Proposition: Let $m\in \mathbb N$ and $n\in \mathbb Z$. If $m·n\in \mathbb N$, then $n\in \mathbb N$.

Question

Proof:

$m·n\in \mathbb N$

Suppose BWOC $n\notin \mathbb N$.

Then $n=0$, or $-n\in \mathbb N$.

Case 1: $n = 0$

$m·n\in \mathbb N$ and $m·0\in \mathbb N$

$0\in \mathbb N$. This is a false statement.

Case 2: $-n\in \mathbb N$

I don't know how to prove case 2 so that there will be a false statement. Any help is appreciated!

Answer 1

I'll use two of the axioms you mentioned being given- if $x$ and $y$ are natural, then so is $xy$ & either $x$ is natural, $x$ is $0$, or $-x$ is natural (for any integer $x$).

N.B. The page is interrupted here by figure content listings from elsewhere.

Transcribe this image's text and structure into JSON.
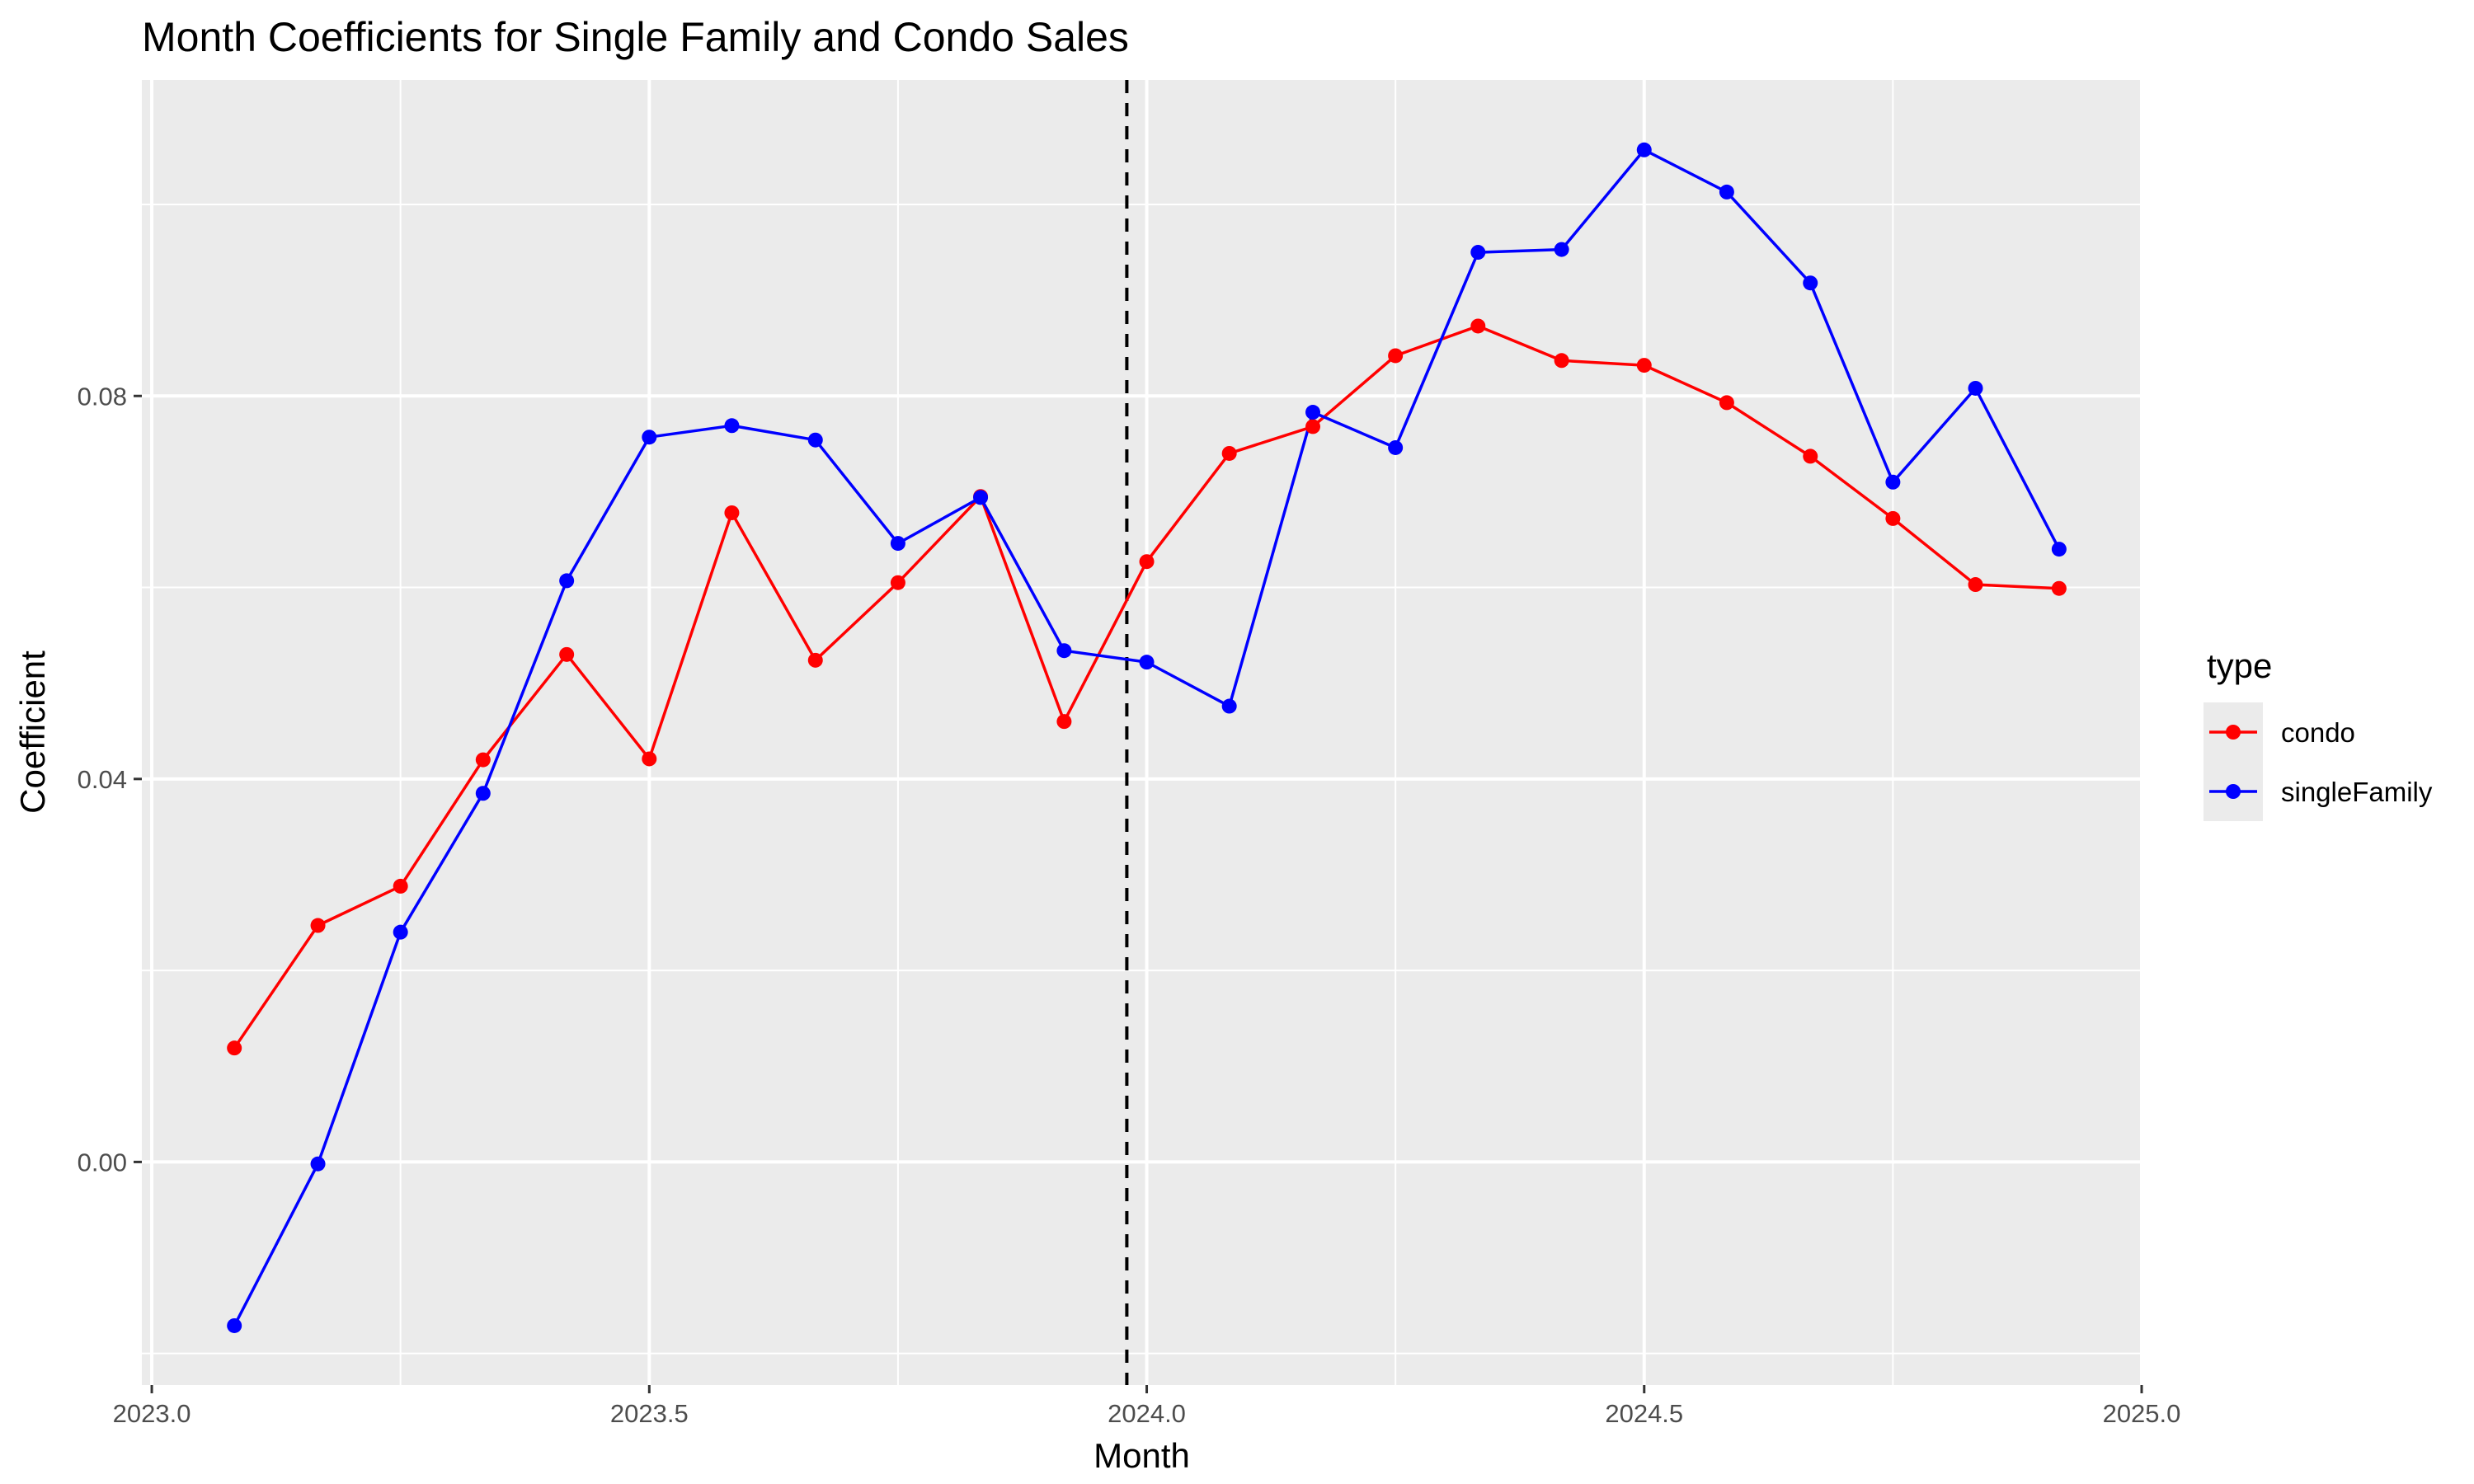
{
  "chart_data": {
    "type": "line",
    "title": "Month Coefficients for Single Family and Condo Sales",
    "xlabel": "Month",
    "ylabel": "Coefficient",
    "xlim": [
      2022.99,
      2025.0
    ],
    "ylim": [
      -0.0233,
      0.113
    ],
    "x_ticks": [
      2023.0,
      2023.5,
      2024.0,
      2024.5,
      2025.0
    ],
    "x_tick_labels": [
      "2023.0",
      "2023.5",
      "2024.0",
      "2024.5",
      "2025.0"
    ],
    "y_ticks": [
      0.0,
      0.04,
      0.08
    ],
    "y_tick_labels": [
      "0.00",
      "0.04",
      "0.08"
    ],
    "x_minor_ticks": [
      2023.25,
      2023.75,
      2024.25,
      2024.75
    ],
    "y_minor_ticks": [
      -0.02,
      0.02,
      0.06,
      0.1
    ],
    "grid": true,
    "vline": {
      "x": 2023.98,
      "style": "dashed",
      "color": "#000000"
    },
    "legend": {
      "title": "type",
      "placement": "right"
    },
    "x": [
      2023.083,
      2023.167,
      2023.25,
      2023.333,
      2023.417,
      2023.5,
      2023.583,
      2023.667,
      2023.75,
      2023.833,
      2023.917,
      2024.0,
      2024.083,
      2024.167,
      2024.25,
      2024.333,
      2024.417,
      2024.5,
      2024.583,
      2024.667,
      2024.75,
      2024.833,
      2024.917
    ],
    "series": [
      {
        "name": "condo",
        "color": "#ff0000",
        "values": [
          0.0119,
          0.0247,
          0.0288,
          0.042,
          0.053,
          0.0421,
          0.0678,
          0.0524,
          0.0605,
          0.0695,
          0.046,
          0.0627,
          0.074,
          0.0768,
          0.0842,
          0.0873,
          0.0837,
          0.0832,
          0.0793,
          0.0737,
          0.0672,
          0.0603,
          0.0599
        ]
      },
      {
        "name": "singleFamily",
        "color": "#0000ff",
        "values": [
          -0.0171,
          -0.0002,
          0.024,
          0.0385,
          0.0607,
          0.0757,
          0.0769,
          0.0754,
          0.0646,
          0.0694,
          0.0534,
          0.0522,
          0.0476,
          0.0783,
          0.0746,
          0.095,
          0.0953,
          0.1057,
          0.1013,
          0.0918,
          0.071,
          0.0808,
          0.064
        ]
      }
    ]
  }
}
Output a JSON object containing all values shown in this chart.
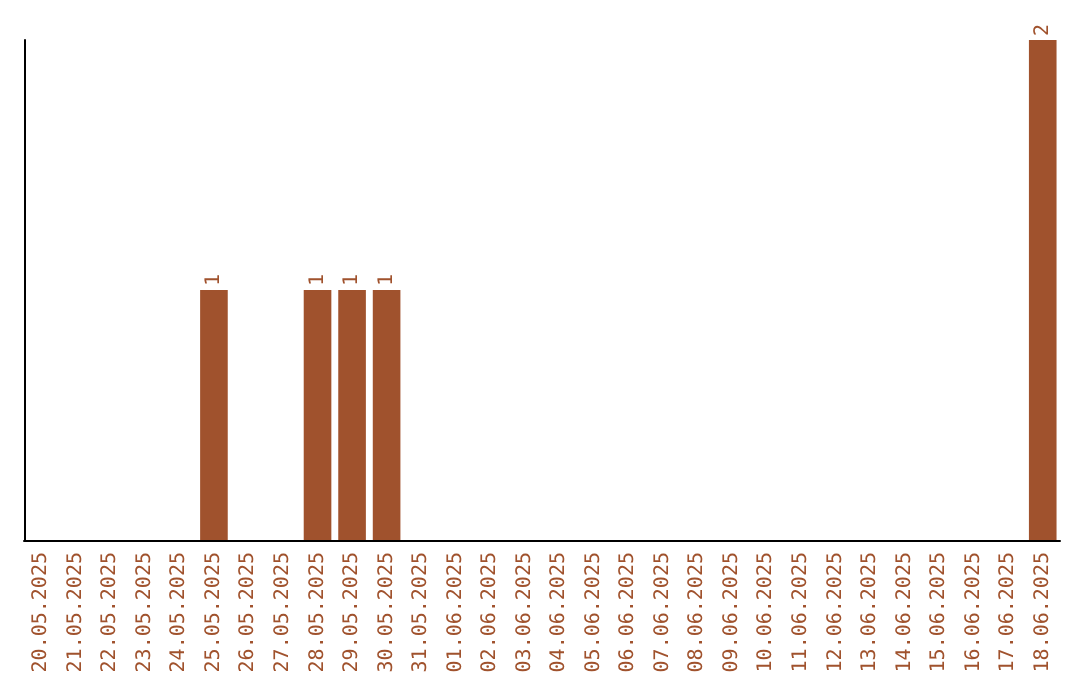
{
  "chart_data": {
    "type": "bar",
    "categories": [
      "20.05.2025",
      "21.05.2025",
      "22.05.2025",
      "23.05.2025",
      "24.05.2025",
      "25.05.2025",
      "26.05.2025",
      "27.05.2025",
      "28.05.2025",
      "29.05.2025",
      "30.05.2025",
      "31.05.2025",
      "01.06.2025",
      "02.06.2025",
      "03.06.2025",
      "04.06.2025",
      "05.06.2025",
      "06.06.2025",
      "07.06.2025",
      "08.06.2025",
      "09.06.2025",
      "10.06.2025",
      "11.06.2025",
      "12.06.2025",
      "13.06.2025",
      "14.06.2025",
      "15.06.2025",
      "16.06.2025",
      "17.06.2025",
      "18.06.2025"
    ],
    "values": [
      0,
      0,
      0,
      0,
      0,
      1,
      0,
      0,
      1,
      1,
      1,
      0,
      0,
      0,
      0,
      0,
      0,
      0,
      0,
      0,
      0,
      0,
      0,
      0,
      0,
      0,
      0,
      0,
      0,
      2
    ],
    "value_labels": [
      null,
      null,
      null,
      null,
      null,
      "1",
      null,
      null,
      "1",
      "1",
      "1",
      null,
      null,
      null,
      null,
      null,
      null,
      null,
      null,
      null,
      null,
      null,
      null,
      null,
      null,
      null,
      null,
      null,
      null,
      "2"
    ],
    "color": "#a0522d",
    "tick_labels": "x"
  }
}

These are enough to tackle your case $2$, for if $-n$ is natural, then (by the first axiom I wrote above), $m(-n)$ must be natural so $-(mn)$ must be natural. But, $mn$ is natural (by assumption) which contradicts the second axiom. So $-n$ can't be natural. Since you've already ruled out $n=0$, by the second axiom again $n$ is natural.

(this is assuming you've proved the consistency of the axioms)

Answer 2

Integer $n$ is natural whenever $n>0$. If $m > 0$ and $mn > 0$, then of course, $n > 0$.